A. True, there are multiple forms of any tradition, be it secular or religious: it is never possible to speak of an “essential” Christianity or Islam. Yet some interpretations are more authentic than others: the Crusaders conveniently forgot that Jesus told his followers to love their enemies, not to exterminate them. Such failures do not invalidate an entire tradition, however. The theory of natural human rights was a triumphant achievement, despite the fact that its early advocates — Thomas More, Alberico Gentili and John Locke — refused to extend these rights to the indigenous peoples of the New World.
Q. At what point in history were religious life and secular life most clearly beginning to separate, and since that time do you think it’s become any easier to figure out the role of each in violence and other social phenomena?
A. Religious and secular life became officially distinct during the 18th century, first in the United States and then in revolutionary France. In the Muslim world, where secularism was a foreign import, it was imposed during the 19th and 20th centuries so rapidly, and all too often cruelly, that in many quarters it has been discredited. In the Middle East, it is still difficult to disentangle religion from politics: in the ideology of Hamas, for example, Islamic themes meld seamlessly with secular nationalism and Third World ideology.
Q. How do you untangle the religious aspects, if you see any, of the mass atrocities of the 20th century, including the Holocaust?
A. In some ways the nation has become a supreme value: it is no longer acceptable to die for religion but admirable to die for your country. In the nation-state, ethnicity, culture and language can become sacralized and the Holocaust was the most terrible example of the besetting sin of nationalism, its intolerance of minorities who do not fit the national profile.

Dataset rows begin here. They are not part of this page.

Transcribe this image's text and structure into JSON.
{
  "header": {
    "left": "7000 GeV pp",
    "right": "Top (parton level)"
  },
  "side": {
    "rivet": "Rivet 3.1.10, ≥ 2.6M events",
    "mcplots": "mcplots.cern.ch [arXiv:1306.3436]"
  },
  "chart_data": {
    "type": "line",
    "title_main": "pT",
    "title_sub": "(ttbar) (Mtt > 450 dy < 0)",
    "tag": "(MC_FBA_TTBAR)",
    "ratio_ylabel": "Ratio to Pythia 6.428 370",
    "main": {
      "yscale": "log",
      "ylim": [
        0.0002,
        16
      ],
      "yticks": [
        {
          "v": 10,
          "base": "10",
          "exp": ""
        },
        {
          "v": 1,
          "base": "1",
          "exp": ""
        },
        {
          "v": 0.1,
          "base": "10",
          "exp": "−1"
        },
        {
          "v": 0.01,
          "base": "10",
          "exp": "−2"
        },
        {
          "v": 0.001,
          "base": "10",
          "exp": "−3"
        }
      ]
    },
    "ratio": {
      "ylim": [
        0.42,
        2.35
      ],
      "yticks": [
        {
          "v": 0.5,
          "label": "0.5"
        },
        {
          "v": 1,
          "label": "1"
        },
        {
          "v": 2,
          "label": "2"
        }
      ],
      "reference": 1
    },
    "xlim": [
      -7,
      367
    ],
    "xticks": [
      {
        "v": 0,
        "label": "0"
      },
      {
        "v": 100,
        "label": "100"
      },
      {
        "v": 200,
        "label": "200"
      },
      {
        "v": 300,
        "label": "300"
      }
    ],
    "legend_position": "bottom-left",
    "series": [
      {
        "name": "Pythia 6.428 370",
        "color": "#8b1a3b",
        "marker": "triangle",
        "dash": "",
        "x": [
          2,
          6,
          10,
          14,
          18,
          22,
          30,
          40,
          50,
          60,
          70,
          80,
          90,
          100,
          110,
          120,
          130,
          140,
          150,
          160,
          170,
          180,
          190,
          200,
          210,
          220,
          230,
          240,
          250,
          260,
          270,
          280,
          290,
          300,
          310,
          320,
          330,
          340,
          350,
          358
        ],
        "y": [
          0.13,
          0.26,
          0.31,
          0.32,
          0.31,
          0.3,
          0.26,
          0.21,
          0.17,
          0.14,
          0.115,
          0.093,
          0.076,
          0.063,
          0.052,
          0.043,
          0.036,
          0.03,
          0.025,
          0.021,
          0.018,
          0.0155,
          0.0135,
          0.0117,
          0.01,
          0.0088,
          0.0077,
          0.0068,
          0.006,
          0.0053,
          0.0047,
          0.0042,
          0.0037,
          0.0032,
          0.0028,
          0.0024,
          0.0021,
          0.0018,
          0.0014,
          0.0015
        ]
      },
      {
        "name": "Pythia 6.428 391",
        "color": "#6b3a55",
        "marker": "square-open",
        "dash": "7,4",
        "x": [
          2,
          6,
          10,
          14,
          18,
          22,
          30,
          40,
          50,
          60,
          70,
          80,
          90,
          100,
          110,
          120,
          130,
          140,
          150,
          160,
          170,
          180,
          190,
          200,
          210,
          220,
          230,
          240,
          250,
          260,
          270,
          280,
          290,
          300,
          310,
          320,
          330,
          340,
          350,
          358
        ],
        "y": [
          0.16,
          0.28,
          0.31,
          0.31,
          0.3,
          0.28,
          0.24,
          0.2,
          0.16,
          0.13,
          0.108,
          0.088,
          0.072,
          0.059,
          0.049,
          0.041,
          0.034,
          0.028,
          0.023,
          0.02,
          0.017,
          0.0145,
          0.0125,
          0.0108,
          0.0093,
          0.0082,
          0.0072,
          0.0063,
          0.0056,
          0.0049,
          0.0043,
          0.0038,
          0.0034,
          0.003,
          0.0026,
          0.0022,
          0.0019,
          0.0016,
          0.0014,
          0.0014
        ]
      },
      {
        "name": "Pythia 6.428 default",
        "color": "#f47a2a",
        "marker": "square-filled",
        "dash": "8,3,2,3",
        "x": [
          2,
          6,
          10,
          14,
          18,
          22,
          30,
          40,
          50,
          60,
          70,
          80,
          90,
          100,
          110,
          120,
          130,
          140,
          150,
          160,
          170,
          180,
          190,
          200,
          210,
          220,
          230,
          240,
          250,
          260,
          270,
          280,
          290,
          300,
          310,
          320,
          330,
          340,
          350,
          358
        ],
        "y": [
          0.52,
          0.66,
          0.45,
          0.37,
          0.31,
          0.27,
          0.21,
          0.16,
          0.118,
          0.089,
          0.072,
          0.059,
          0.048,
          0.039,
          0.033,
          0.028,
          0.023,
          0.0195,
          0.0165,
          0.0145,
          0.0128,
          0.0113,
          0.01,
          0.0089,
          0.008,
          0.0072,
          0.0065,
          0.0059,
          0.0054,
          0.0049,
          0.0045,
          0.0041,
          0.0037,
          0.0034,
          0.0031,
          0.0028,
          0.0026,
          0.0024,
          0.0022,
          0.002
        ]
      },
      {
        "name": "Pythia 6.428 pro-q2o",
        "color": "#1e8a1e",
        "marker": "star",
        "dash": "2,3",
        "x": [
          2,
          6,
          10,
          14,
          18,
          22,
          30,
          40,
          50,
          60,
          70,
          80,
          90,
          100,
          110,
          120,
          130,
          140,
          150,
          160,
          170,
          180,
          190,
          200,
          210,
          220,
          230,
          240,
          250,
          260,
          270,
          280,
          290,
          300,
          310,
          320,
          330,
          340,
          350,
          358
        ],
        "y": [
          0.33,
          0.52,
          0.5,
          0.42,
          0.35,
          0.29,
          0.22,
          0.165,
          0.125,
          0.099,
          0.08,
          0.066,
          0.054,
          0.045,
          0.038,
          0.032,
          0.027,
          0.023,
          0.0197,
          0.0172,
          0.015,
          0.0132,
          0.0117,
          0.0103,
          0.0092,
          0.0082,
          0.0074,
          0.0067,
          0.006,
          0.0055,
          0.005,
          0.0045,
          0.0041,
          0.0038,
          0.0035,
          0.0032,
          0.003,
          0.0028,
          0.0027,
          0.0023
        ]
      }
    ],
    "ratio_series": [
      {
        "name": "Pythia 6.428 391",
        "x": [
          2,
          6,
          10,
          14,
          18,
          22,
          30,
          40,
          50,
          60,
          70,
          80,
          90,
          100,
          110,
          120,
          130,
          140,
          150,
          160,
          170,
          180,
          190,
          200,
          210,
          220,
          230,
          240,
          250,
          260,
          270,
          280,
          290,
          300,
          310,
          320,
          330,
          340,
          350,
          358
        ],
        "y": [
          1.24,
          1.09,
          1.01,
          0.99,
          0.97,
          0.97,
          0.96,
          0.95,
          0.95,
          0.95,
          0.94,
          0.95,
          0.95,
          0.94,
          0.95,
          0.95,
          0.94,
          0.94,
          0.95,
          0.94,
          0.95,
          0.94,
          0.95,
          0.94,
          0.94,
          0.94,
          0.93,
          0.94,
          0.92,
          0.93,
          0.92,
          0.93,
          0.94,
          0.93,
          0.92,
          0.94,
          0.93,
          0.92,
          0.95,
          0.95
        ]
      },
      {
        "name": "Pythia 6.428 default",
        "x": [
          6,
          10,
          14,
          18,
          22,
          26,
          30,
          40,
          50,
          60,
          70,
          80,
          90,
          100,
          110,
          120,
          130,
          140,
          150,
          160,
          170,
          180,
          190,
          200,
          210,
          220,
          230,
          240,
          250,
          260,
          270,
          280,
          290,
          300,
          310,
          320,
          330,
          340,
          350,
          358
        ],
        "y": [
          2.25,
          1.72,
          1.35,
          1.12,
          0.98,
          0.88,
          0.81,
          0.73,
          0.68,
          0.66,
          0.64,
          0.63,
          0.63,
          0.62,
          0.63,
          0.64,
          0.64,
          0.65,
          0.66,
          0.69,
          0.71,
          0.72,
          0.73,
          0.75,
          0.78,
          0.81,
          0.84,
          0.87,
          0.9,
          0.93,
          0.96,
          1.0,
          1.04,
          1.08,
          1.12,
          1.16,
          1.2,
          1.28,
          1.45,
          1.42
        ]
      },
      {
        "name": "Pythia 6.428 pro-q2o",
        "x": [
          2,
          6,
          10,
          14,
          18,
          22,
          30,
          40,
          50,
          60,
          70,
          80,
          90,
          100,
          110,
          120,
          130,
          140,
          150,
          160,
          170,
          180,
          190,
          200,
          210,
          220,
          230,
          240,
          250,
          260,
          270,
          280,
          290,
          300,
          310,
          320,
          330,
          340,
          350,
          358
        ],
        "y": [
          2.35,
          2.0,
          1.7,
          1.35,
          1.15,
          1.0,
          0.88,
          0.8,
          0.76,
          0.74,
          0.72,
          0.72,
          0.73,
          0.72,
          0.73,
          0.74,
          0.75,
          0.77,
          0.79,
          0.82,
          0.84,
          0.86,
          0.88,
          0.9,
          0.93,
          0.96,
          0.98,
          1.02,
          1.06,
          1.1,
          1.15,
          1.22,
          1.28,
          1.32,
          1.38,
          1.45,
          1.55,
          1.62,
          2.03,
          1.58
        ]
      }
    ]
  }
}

A dark revelation of what happens when the sense of the inviolable sanctity of every single person is lost. In conventional religion, the cultivation of transcendence — God, Dao, Brahman or Nirvana — helped people to appreciate human finitude. But if a human ideology, such as communism, becomes the supreme value there is nothing to prevent the wholesale violence of the Gulag.
Q. Did 9/11 do anything to change your thinking about religion and violence, in any direction?
A. The horror of 9/11 was utterly inconceivable. Yet, paradoxically, on that terrible day I kept saying to myself: “So this was what I was afraid of.” I had recently published a book on fundamentalism, which concluded that these religious movements represented “a widespread disappointment, alienation, anxiety, and rage that no government can safely ignore.” I was also aware that we (and here I speak as a British person) were implicated as a result of our colonial policies. This was not just their problem; we were also involved. So there was no change in my thinking; rather a somber confirmation and a dread, which is still with me today, of what may yet be in store.
Q. What signs of hope do you see in a world that often seems violently riven by differences between peoples, including but not limited to religion?
A. In many ways, the 20th century was a terrible century, but there were giants who gave voice effectively to the compassionate ideal which has been just as potent a force in the history of religion as any crusade or jihad: Mahatma Gandhi, Dorothy Day, Martin Luther King, Nelson Mandela and Desmond Tutu. Bad as it is, the world would be in much worse shape today without them. Not many of them were saints; like most of us, they had flaws, but their lives remind us of what one person can do to overcome seemingly insuperable barriers of hatred.